Speaking candidly, Pescovitz said she was hesitant to put her faculty endowment gift to a name due to the commonly held Jewish belief that anonymous giving is the highest form of charity, but she believes this scenario called for two reasons to do otherwise.

Rabbi Hirsch with President Lyndon B. Johnson
Rabbi Hirsch with President Lyndon B. Johnson Courtesy of OU

One reason was to honor her parents, two people she believes exemplify the values OU wants to emulate in the community. The other reason in going public is a hope of inspiring others to give philanthropically. 

“Even though Maimonides said it’s good to give anonymously, one reason to not give anonymously is I think it sets an example for other people,” Pescovitz said. “Fifteen minutes after I gave my gift, someone else at the university immediately gave another gift just because they were inspired.”

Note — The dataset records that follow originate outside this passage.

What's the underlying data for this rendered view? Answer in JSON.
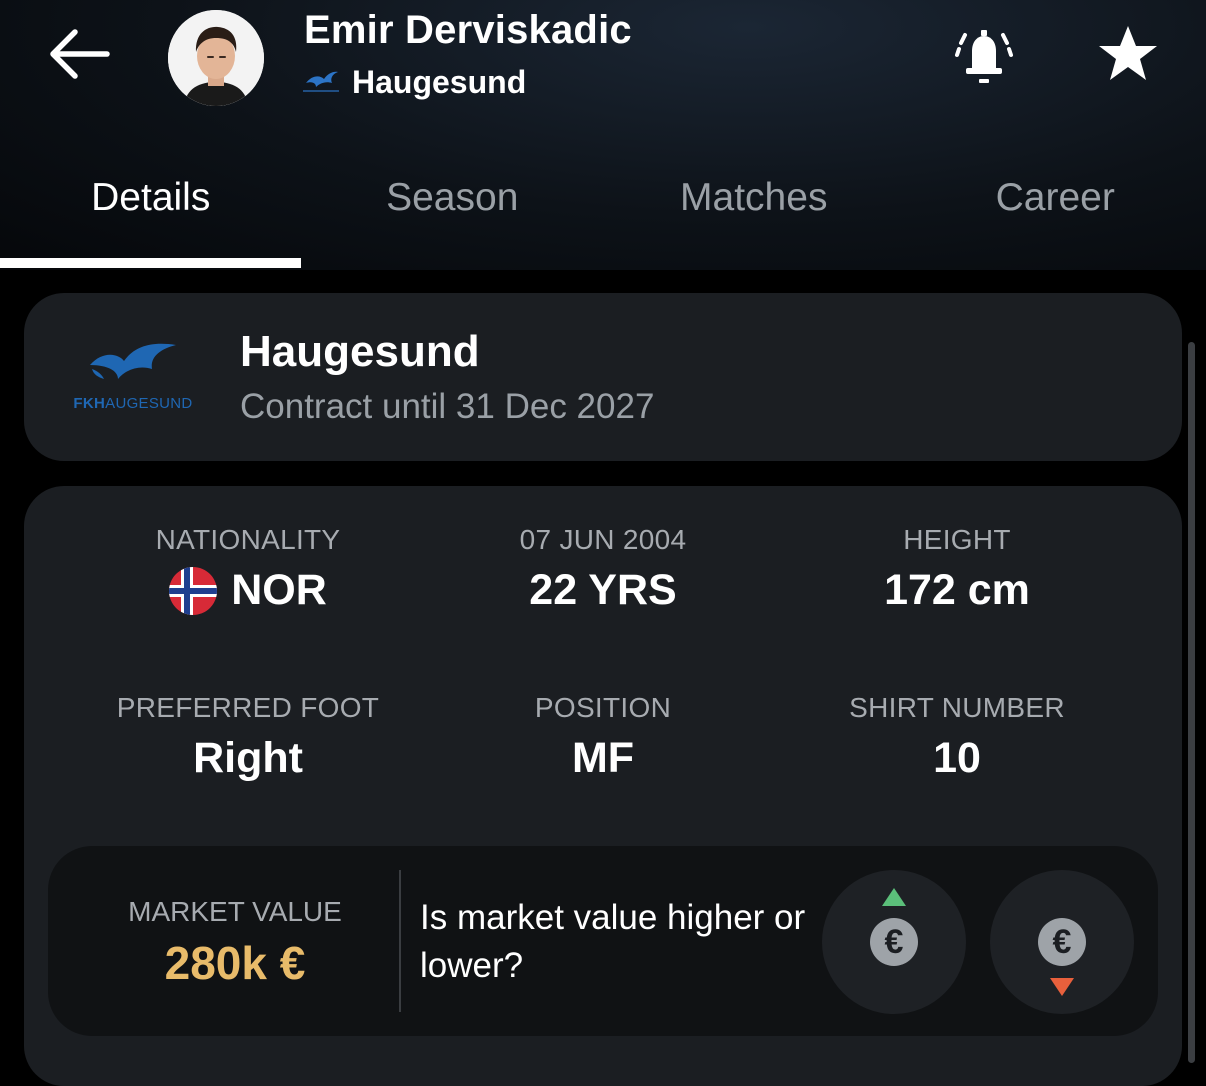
{
  "header": {
    "player_name": "Emir Derviskadic",
    "club_name": "Haugesund",
    "icons": {
      "back": "arrow-left-icon",
      "bell": "bell-ringing-icon",
      "star": "star-icon"
    }
  },
  "tabs": [
    {
      "label": "Details",
      "active": true
    },
    {
      "label": "Season",
      "active": false
    },
    {
      "label": "Matches",
      "active": false
    },
    {
      "label": "Career",
      "active": false
    }
  ],
  "club_card": {
    "logo_text_bold": "FKH",
    "logo_text_rest": "AUGESUND",
    "club": "Haugesund",
    "contract": "Contract until 31 Dec 2027"
  },
  "stats": {
    "nationality": {
      "label": "NATIONALITY",
      "value": "NOR"
    },
    "birth": {
      "label": "07 JUN 2004",
      "value": "22 YRS"
    },
    "height": {
      "label": "HEIGHT",
      "value": "172 cm"
    },
    "foot": {
      "label": "PREFERRED FOOT",
      "value": "Right"
    },
    "position": {
      "label": "POSITION",
      "value": "MF"
    },
    "shirt": {
      "label": "SHIRT NUMBER",
      "value": "10"
    }
  },
  "market": {
    "label": "MARKET VALUE",
    "value": "280k €",
    "question": "Is market value higher or lower?",
    "euro_symbol": "€"
  },
  "colors": {
    "accent_gold": "#e8bb6a",
    "up_green": "#5bbf7a",
    "down_red": "#e8603c",
    "club_blue": "#1f67b3"
  }
}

The gift was announced in a recent OU board meeting via Zoom with Rabbi Hirsch in attendance. Hirsch, now in his mid-90s and living in Florida, didn’t know about the endowment beforehand and was surprised with the news. 

“He thought that I was getting an award,” Pescovitz said. “He didn’t know it was actually in his honor.”

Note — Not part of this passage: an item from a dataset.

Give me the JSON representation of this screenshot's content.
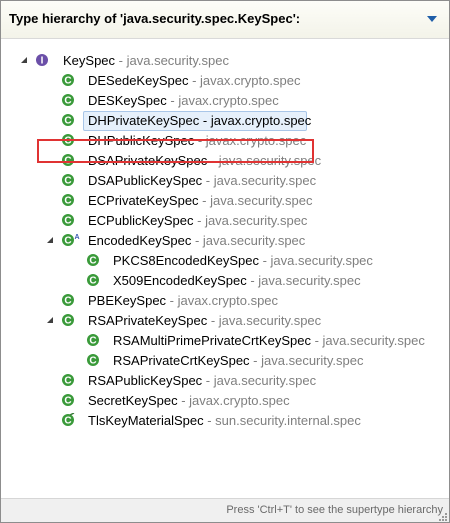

Along with the Jewish concept of tikkun olam or “repairing the world,” Pescovitz said the concept of Kol Yisrael arevim zeh bazeh can be applied to this type of philanthropic giving as well.

“What it means is we’re all responsible for one another,” Pescovitz said. “Because we’re all responsible for each other, we really have an obligation to care for each other. I feel that way, and philanthropy is part of that.”